# Why tru glo sucks...



## Fletch125 (Nov 17, 2012)

I bought a carbon xs about a year ago and loved it. Found some minor flawes in the workmanship but was able to fix it. Ive broken two so far from light use! Tru glo replaced the original which was nice and now im sending this one in to be replaced. They told me it could take up to three weeks to get my replacement so i bought another tru glo that ill sell after i get my replacement....get the new one put on and all sighted in( the sight weighs a ton) and i decided to turn the led on....it doesnt work, so i figure dead battery. So i drive to walmart, sit in line for 30 mins and finally buy the $6 batteries. Get home put them in and still nothing! I pull the light casing apart, and theres no led in the light!!!!!!!!! I love tru glo but i wont be buying another one any time soon!


----------



## 88luneke (Jan 13, 2009)

I broke two different Apex 6-pin with a dovetail. Both times it was the set screw for the micro-adjust. Whatever metal they used apparently is quite soft. 

On the other hand, I've never had a problem with TruGlo sights, even though they're made and owned by the same people. 
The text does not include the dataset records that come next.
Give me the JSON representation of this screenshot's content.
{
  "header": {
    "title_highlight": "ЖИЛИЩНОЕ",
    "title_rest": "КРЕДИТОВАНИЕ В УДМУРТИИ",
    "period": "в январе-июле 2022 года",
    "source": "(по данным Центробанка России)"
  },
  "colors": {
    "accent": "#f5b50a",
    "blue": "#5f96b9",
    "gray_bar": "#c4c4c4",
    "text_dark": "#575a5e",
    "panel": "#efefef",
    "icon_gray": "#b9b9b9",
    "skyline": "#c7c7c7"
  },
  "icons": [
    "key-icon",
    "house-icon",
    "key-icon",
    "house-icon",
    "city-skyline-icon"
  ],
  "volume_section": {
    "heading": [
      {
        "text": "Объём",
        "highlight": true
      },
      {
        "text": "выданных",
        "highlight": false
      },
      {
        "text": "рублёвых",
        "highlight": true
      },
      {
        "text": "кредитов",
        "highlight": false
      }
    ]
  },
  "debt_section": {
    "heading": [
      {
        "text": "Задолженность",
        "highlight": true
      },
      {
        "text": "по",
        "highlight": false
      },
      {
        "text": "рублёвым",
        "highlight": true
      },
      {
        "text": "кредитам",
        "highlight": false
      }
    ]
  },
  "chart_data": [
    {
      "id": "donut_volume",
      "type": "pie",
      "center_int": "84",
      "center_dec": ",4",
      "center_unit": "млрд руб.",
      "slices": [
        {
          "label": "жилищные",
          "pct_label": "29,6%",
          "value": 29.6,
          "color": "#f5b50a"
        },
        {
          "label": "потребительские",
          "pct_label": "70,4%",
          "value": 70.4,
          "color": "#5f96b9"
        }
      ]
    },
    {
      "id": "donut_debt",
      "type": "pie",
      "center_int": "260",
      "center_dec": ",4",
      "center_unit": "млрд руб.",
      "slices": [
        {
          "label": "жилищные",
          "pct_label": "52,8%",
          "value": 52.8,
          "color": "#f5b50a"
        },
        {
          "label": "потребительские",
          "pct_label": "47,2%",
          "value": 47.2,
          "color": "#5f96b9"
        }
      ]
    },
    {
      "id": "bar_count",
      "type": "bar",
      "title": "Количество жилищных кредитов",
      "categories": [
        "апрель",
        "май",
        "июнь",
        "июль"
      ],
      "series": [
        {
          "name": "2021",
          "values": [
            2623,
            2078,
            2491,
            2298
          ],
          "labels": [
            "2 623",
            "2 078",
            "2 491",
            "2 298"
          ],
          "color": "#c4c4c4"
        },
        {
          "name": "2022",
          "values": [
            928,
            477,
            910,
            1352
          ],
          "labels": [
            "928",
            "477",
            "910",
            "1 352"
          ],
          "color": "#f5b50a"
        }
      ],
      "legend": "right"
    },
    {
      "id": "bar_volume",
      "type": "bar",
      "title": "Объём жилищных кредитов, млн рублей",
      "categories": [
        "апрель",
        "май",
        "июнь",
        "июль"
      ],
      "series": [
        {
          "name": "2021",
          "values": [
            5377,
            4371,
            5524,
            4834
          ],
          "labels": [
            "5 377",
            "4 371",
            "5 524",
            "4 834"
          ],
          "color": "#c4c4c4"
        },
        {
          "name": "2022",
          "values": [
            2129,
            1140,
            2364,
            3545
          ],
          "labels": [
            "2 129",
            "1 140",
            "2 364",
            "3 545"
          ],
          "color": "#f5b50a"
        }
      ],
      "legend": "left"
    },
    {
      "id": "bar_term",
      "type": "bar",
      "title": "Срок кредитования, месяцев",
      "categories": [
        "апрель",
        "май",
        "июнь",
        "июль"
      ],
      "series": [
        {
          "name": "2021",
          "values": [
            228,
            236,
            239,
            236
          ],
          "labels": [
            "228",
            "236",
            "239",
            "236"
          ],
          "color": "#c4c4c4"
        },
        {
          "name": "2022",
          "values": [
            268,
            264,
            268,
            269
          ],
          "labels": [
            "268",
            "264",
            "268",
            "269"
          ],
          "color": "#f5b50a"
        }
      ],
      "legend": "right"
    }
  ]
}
Posted using Outdoor Hub Campfire


----------



## Mightymouse (Sep 19, 2007)

I have a Carbon XS on my bow (2nd season) and have never had an issue with it. Can't say that I'm overly tough on it but the bow goes through roughly 30+ days in the field a year plus summer shooting, 3D, etc.
_Posted via Mobile Device_


----------



## sbooy42 (Mar 6, 2007)

That sucks.. Love my tru glo.. especially the tritium pin.


----------